For conversion from a basic type to class type, the constructors can be used. But for conversion from a class type to basic type constructors do not help at all. In C++, we have to define an overloaded casting operator that helps in converting a class type to a basic type.

The syntax of the conversion function is given below:

Operator typename()

{

.......

....... //statements

}

Here, the function converts a class type data to typename. For example, the operator float ( ) converts a class type to type float, the operator int ( ) converts a class type object to type int. For example,

matrix :: operator float ()

{

float sum = 0.0; for(int i=0;i<m;i++)

{

for (int j=0; j<n; j++) sum=sum+a[i][j]*a[i][j];

}

Return sqrt(sum); //norm of the matrix

}

Here, the function finds the norm of the matrix (Norm is the square root of the sum of the squares of the matrix elements).
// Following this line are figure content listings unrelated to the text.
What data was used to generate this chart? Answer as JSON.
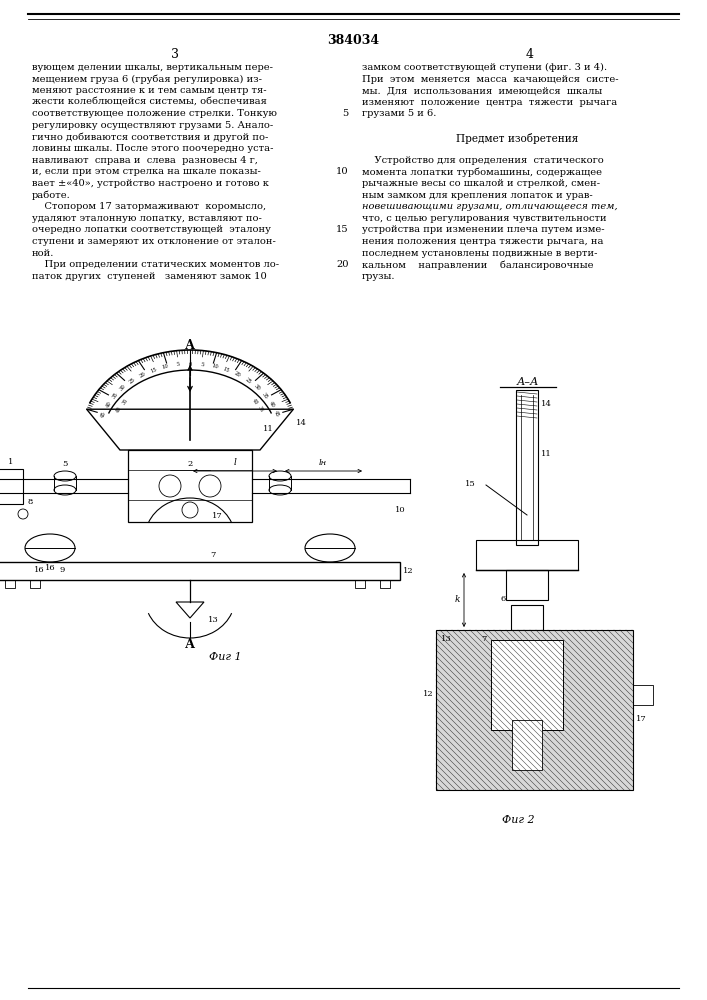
{
  "patent_number": "384034",
  "page_left": "3",
  "page_right": "4",
  "left_col": [
    "вующем делении шкалы, вертикальным пере-",
    "мещением груза 6 (грубая регулировка) из-",
    "меняют расстояние к и тем самым центр тя-",
    "жести колеблющейся системы, обеспечивая",
    "соответствующее положение стрелки. Тонкую",
    "регулировку осуществляют грузами 5. Анало-",
    "гично добиваются соответствия и другой по-",
    "ловины шкалы. После этого поочередно уста-",
    "навливают  справа и  слева  разновесы 4 г,",
    "и, если при этом стрелка на шкале показы-",
    "вает ±«40», устройство настроено и готово к",
    "работе.",
    "    Стопором 17 затормаживают  коромысло,",
    "удаляют эталонную лопатку, вставляют по-",
    "очередно лопатки соответствующей  эталону",
    "ступени и замеряют их отклонение от эталон-",
    "ной.",
    "    При определении статических моментов ло-",
    "паток других  ступеней   заменяют замок 10"
  ],
  "right_col": [
    "замком соответствующей ступени (фиг. 3 и 4).",
    "При  этом  меняется  масса  качающейся  систе-",
    "мы.  Для  использования  имеющейся  шкалы",
    "изменяют  положение  центра  тяжести  рычага",
    "грузами 5 и 6.",
    "",
    "Предмет изобретения",
    "",
    "    Устройство для определения  статического",
    "момента лопатки турбомашины, содержащее",
    "рычажные весы со шкалой и стрелкой, смен-",
    "ным замком для крепления лопаток и урав-",
    "новешивающими грузами, отличающееся тем,",
    "что, с целью регулирования чувствительности",
    "устройства при изменении плеча путем изме-",
    "нения положения центра тяжести рычага, на",
    "последнем установлены подвижные в верти-",
    "кальном    направлении    балансировочные",
    "грузы."
  ],
  "line_num_indices": [
    4,
    9,
    14,
    17
  ],
  "line_num_values": [
    "5",
    "10",
    "15",
    "20"
  ],
  "fig1_caption": "Фиг 1",
  "fig2_caption": "Фиг 2",
  "fig2_section_label": "А–А",
  "bg": "#ffffff"
}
We can use the operator float ( ) as given below :

float norm = float (arr);

float norm = arr;

where arr is an object of type matrix. When a class type to a basic type conversion is required, the compiler will call the casting operator function for performing this task.
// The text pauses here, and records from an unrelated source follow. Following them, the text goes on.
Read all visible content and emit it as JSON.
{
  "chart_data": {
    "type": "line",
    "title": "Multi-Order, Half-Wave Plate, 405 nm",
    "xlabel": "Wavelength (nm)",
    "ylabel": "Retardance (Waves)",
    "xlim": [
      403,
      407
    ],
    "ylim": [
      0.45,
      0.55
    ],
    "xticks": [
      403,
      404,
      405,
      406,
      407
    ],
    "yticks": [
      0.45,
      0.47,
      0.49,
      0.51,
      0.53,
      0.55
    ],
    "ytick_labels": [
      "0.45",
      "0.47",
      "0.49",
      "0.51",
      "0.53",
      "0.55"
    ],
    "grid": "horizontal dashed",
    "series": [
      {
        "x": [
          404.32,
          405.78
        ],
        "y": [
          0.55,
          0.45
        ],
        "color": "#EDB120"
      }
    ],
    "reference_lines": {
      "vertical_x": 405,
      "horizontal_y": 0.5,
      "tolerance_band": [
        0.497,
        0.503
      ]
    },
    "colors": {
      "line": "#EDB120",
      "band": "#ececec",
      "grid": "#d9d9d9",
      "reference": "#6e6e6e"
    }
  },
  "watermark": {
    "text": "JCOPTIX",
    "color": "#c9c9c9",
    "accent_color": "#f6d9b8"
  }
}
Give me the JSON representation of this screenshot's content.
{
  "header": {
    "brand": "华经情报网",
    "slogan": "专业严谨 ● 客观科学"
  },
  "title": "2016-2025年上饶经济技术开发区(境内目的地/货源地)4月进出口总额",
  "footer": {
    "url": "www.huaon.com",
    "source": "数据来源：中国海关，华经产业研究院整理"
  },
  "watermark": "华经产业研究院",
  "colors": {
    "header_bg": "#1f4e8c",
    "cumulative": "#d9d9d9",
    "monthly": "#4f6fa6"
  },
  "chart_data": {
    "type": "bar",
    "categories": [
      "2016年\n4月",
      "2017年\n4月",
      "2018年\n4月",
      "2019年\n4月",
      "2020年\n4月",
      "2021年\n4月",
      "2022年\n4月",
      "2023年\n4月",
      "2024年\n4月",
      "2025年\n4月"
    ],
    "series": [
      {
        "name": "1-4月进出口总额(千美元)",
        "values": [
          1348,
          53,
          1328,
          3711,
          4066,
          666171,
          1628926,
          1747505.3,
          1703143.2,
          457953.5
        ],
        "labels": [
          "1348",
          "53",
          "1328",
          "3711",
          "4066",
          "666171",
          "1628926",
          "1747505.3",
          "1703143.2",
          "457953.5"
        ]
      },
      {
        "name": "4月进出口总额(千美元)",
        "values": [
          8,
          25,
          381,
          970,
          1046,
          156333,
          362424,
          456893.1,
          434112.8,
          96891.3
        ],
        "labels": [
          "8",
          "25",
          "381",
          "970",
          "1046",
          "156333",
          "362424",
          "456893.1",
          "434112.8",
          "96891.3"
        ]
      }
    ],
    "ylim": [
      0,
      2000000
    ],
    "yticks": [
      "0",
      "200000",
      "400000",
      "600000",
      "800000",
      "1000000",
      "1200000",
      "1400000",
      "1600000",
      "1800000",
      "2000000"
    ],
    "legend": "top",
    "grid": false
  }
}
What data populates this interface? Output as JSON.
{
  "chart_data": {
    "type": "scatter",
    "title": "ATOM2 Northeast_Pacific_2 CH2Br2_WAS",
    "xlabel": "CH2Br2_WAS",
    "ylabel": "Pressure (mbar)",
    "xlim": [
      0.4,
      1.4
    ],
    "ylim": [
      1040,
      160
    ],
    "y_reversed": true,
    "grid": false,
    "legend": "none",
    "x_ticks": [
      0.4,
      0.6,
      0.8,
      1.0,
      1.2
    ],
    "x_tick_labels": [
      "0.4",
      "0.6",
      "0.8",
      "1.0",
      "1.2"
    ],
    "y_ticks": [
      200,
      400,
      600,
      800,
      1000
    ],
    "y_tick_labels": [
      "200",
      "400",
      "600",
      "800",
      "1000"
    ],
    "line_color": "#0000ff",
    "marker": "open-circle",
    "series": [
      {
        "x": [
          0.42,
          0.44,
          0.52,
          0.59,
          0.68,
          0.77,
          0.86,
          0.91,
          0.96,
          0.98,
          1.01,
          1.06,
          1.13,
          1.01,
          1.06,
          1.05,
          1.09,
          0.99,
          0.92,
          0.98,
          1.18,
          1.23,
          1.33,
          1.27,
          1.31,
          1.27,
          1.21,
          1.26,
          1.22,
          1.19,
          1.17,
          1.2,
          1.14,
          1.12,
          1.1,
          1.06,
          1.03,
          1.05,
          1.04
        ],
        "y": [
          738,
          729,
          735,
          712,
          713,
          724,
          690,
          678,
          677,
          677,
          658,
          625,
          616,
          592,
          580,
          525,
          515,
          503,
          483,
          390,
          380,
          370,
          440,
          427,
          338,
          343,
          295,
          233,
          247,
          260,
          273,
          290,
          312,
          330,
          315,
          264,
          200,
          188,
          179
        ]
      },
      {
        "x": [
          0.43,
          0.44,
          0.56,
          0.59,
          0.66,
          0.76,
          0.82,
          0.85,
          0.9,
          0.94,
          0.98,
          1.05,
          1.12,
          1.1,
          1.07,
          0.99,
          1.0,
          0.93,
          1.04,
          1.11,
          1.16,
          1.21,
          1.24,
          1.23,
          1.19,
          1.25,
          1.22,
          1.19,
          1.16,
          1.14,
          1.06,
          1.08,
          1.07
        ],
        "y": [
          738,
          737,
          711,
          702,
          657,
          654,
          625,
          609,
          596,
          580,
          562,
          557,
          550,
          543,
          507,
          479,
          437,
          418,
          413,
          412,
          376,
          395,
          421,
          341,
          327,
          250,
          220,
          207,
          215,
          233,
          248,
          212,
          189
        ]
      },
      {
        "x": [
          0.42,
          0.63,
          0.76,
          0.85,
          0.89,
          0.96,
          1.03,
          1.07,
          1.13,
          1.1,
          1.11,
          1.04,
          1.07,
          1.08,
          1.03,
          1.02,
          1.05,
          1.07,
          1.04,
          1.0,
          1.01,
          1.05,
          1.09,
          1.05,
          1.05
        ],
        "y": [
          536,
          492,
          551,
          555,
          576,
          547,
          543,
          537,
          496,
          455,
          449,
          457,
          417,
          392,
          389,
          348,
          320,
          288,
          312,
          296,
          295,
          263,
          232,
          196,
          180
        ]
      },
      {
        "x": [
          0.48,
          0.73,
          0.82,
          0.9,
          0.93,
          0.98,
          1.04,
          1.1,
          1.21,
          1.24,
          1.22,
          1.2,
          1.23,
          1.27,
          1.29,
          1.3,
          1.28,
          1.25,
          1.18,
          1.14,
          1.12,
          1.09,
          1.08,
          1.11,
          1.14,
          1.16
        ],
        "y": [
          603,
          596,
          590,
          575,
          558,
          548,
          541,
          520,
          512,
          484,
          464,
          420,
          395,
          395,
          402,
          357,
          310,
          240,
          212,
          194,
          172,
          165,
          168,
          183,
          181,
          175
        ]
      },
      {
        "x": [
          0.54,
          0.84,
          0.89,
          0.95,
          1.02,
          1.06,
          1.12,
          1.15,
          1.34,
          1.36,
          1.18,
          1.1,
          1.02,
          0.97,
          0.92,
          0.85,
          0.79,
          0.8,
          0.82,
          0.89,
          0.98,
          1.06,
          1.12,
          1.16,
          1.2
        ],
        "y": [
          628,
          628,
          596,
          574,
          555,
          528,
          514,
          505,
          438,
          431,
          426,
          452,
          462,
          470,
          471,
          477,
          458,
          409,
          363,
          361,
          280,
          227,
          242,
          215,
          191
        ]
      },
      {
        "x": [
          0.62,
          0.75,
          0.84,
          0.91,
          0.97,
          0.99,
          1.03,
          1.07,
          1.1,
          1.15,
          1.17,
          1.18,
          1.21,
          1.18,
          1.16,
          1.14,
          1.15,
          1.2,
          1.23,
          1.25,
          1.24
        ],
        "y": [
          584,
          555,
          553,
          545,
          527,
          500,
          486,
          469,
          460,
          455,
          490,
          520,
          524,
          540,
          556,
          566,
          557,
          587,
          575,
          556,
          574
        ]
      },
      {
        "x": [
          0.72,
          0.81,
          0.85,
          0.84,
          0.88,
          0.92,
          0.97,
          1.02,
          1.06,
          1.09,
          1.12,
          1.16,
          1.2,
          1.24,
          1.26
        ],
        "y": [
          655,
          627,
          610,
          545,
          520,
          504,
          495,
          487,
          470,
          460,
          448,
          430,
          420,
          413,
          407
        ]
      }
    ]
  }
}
The following conditions should be satisfied by the casting operator function :

(a) It must not have any argument

(b) It must be a class member

(i) One Class Type to Another Class Type

There may be some situations when we want to convert one class type data to another class type data. For example,

Obj2 = obj1; //different type of objects

Suppose obj1 is an object of class studdata and obj2 is that of class result. We are converting the class studdata data type to class result type data and the value is assigned to obj2. Here studdata is known as source class and result is known as the destination class.
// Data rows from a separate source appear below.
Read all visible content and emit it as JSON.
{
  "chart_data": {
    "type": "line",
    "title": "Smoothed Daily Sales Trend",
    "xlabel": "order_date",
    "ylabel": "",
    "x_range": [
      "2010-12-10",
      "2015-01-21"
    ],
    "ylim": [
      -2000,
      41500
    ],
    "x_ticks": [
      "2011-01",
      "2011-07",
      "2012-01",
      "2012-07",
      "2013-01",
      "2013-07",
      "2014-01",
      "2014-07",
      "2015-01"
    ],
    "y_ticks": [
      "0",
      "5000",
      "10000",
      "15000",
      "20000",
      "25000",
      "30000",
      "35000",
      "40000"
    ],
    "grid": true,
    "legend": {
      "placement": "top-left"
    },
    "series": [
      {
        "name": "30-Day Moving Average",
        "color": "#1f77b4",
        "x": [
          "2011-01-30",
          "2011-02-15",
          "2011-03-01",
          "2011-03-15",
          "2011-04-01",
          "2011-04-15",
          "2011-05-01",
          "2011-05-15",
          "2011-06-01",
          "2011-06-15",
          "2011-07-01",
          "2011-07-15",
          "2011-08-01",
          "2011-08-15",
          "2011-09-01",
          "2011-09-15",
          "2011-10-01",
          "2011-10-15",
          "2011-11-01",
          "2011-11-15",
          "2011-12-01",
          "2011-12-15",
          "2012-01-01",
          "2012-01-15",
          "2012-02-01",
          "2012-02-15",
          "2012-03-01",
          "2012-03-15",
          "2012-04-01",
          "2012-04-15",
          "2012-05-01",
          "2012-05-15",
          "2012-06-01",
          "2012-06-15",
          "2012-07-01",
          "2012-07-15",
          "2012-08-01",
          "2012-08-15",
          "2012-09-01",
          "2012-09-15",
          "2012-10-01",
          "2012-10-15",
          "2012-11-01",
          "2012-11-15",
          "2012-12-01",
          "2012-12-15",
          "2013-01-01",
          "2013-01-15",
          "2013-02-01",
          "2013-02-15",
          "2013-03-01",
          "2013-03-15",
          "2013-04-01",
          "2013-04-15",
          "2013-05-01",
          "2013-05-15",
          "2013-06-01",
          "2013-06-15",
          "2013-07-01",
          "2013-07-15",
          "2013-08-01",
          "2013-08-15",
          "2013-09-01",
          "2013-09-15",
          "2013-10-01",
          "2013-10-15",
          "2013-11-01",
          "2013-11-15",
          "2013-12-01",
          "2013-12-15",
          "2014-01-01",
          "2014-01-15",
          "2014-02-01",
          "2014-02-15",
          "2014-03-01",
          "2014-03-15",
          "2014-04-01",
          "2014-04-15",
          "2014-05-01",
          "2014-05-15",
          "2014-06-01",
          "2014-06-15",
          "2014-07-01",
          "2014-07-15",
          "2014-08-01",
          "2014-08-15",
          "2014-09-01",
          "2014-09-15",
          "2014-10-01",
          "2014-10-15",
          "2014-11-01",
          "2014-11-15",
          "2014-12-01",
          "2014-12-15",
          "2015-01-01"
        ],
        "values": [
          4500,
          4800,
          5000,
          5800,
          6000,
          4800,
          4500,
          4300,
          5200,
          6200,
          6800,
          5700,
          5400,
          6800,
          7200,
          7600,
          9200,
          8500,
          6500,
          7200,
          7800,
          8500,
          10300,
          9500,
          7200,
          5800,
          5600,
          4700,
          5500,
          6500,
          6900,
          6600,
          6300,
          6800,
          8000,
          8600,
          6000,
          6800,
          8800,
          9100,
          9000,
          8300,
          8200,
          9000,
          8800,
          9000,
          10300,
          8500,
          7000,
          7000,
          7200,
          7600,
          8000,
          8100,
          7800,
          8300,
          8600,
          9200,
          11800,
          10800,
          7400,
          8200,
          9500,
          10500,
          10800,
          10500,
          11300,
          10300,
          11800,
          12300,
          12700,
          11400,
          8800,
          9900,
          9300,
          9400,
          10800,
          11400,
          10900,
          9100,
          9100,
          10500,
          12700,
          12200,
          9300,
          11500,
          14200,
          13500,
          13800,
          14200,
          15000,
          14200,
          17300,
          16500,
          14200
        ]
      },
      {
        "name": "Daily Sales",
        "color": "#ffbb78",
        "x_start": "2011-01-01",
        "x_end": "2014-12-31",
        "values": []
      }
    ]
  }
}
The above conversion can be performed in two ways :

(a) Using a constructor.

(b) Using a conversion function.

When we need to convert a class, a casting operator function can be used i.e. source class. The source class performs the conversion and result is given to the object of destination class.

If we take a single-argument constructor function for converting the argument’s type to the class type (whose member it is). So the argument is of the source class and being passed to the destination class for the purpose of conversion. Therefore it is compulsory that the conversion constructor be kept in the destination class.

Example:

# include <iostream.h>

# include <conio.h>

class in1

{

int code,items;

float price;

public:

in1(int a,int b,int c)

{

code=a;

items=b;

price=c;

}

void putdata()

{

cout<<"CODE= "<<code<<endl;

cout<<"ITEMS= "<<items<<endl;

cout<<"VALUE= "<<price<<endl;

}

int getcode()

{

return code;

}

int getitems()

{

return items;

}

int getprice()

{

return price;

}

Operator float ()

{

return items*price;

}

};

class in2

{

int code;

floatvalue;

public:

in2()

{

code=0;

value=0;

}

in2(int x,float y)

{

code=x;

value=y;

}

void putdata()

{

cout<<"CODE= "<<code<<endl;

cout<<"VALUE= "<<value<<endl;

}

in2(in1 p)

{

code=p.getcode();

value=p.getitems()*p.getprice();

}

};

main()

{

clrscr();

in1 s1(100,5,140.0);

float tot_value;

in2 d1;

tot_value=s1;

d1=in1(s1);

cout<<"PRODUCT DETAILS INVENT-1 TYPES:->"<<endl;

s1.putdata();

cout<<"STOCK VALUE"<<endl;

cout<<"VALUE= "<<tot_value<<endl;

cout<<"PRODUCT DETAILS INVENT-2 TYPES:->"<<endl;

d1.putdata();

}

OUTPUT:

PRODUCT DETAILS INVENT-1 TYPES:->

CODE= 100

ITEMS= 5

VALUE= 140

STOCK VALUE

VALUE= 700

PRODUCT DETAILS INVENT-2 TYPES:->

CODE= 100

VALUE= 700